Published: September 22, 2023

Data and code availability

• •Supplemental tables can be found in Data_S1.xlsx. The genome sequences, annotations, and methylation patterns were deposited to NCBI⁶⁵ and can be found under Bioproject ID PRJNA674001 (Data S1 - Table S1). The transcriptomic data (gene expression data) discussed in this publication have been deposited in NCBI’s Gene Expression Omnibus⁶⁶ and are accessible through GEO Series accession number GSE218145 (https://www.ncbi.nlm.nih.gov/geo/query/acc.cgi?acc=GSE218145). The mass spectrometry proteomic DDA data were deposited to the ProteomeXchange Consortium via the PRIDE partner repository^67,68,69 with the dataset identifier PXD039574. The modeling-related files (Data S2) were deposited in an Open Modeling EXchange format (OMEX)⁷⁰ to BioModels^71,72 and assigned the identifiers MODEL2211290001 (M. thermautotrophicus ΔH), MODEL2211290002 (M. thermautotrophicus Z-245), and MODEL2211290003 (M. marburgensis Marburg).
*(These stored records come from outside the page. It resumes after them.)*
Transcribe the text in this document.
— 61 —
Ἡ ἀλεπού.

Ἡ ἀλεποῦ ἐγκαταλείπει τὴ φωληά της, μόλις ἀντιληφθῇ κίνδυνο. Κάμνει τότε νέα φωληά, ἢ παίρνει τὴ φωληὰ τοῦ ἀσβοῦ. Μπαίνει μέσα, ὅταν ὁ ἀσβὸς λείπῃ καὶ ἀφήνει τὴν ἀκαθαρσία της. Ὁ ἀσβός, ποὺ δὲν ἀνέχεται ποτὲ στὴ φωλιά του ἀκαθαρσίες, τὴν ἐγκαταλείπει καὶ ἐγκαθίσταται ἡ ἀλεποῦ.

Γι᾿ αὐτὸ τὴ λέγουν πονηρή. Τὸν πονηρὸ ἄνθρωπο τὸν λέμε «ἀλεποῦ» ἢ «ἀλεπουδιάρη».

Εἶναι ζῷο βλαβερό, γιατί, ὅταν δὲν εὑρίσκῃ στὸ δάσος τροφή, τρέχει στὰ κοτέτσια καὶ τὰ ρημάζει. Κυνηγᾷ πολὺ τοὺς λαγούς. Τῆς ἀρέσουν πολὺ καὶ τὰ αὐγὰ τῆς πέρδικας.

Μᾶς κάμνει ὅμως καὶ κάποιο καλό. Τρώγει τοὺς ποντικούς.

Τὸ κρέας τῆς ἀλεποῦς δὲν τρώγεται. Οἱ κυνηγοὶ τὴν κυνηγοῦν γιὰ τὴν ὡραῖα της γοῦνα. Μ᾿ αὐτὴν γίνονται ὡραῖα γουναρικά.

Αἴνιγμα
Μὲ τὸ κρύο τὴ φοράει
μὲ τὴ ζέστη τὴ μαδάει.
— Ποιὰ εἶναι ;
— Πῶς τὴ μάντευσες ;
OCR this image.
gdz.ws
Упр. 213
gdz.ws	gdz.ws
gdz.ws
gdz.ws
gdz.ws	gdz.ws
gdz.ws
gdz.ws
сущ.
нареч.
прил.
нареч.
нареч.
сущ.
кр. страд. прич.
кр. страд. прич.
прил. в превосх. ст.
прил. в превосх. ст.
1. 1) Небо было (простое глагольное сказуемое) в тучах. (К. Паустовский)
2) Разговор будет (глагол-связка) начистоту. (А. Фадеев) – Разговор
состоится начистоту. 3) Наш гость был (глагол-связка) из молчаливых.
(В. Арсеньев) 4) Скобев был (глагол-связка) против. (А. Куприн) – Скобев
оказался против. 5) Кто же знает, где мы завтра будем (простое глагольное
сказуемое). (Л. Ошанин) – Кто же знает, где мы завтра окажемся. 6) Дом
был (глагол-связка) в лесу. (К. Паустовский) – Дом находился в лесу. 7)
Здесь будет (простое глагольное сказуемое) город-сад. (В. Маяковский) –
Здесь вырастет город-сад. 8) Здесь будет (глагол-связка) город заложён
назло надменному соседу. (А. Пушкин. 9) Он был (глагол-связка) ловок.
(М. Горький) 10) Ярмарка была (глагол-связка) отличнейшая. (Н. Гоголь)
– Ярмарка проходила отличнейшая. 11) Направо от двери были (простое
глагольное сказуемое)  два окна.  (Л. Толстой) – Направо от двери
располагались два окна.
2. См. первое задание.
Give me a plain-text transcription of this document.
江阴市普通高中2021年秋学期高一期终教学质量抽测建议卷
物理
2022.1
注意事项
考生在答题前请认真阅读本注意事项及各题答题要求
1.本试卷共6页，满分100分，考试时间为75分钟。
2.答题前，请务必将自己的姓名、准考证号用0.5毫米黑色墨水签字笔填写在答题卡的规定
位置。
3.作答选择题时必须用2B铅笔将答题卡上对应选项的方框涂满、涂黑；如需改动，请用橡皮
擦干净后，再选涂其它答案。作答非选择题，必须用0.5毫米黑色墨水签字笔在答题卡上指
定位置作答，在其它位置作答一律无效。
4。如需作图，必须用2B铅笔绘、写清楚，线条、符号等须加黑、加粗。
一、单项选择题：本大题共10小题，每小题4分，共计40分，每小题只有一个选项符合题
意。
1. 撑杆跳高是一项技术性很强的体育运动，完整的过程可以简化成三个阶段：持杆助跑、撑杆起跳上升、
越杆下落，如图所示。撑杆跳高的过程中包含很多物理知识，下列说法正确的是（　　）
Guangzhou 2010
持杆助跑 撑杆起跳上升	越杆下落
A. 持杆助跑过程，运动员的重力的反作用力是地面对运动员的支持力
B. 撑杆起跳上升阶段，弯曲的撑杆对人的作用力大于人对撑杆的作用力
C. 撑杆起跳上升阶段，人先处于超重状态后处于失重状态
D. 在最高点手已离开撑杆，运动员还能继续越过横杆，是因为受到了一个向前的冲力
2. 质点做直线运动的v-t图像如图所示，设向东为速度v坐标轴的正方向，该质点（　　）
The pan-model is provided as an Excel® model (.xlsx, densely commented). The GEMs for each strain are provided in the following formats: .xml (SBML⁷³), .json, and .mat. Additional files include: the benchmarking reports (.html) from MEMOTE,⁷⁴ the FROG analysis files (.omex) from fbc_curation,⁷⁵ and the map files for visualization (.json) with Escher.⁷⁶ Further, the data used to constrain the models are provided as supplemental data. This includes: the gas fermentation data (as Excel® files, Data S3 and S6) and the individual strain and differential expression analyses data for both the transcriptomics and proteomics (as an Excel® file, Data S4). Data S1 and S3–S6 are available on GitHub at https://github.com/isacasini/Casini_2023_GEM.
• •Additional original code (scripts and programs) are found in Data S7. Data S7 is available on GitHub at https://github.com/isacasini/Casini_2023_GEM.
• •Any additional information required to reanalyze the data reported in this paper is available from the lead contact upon request.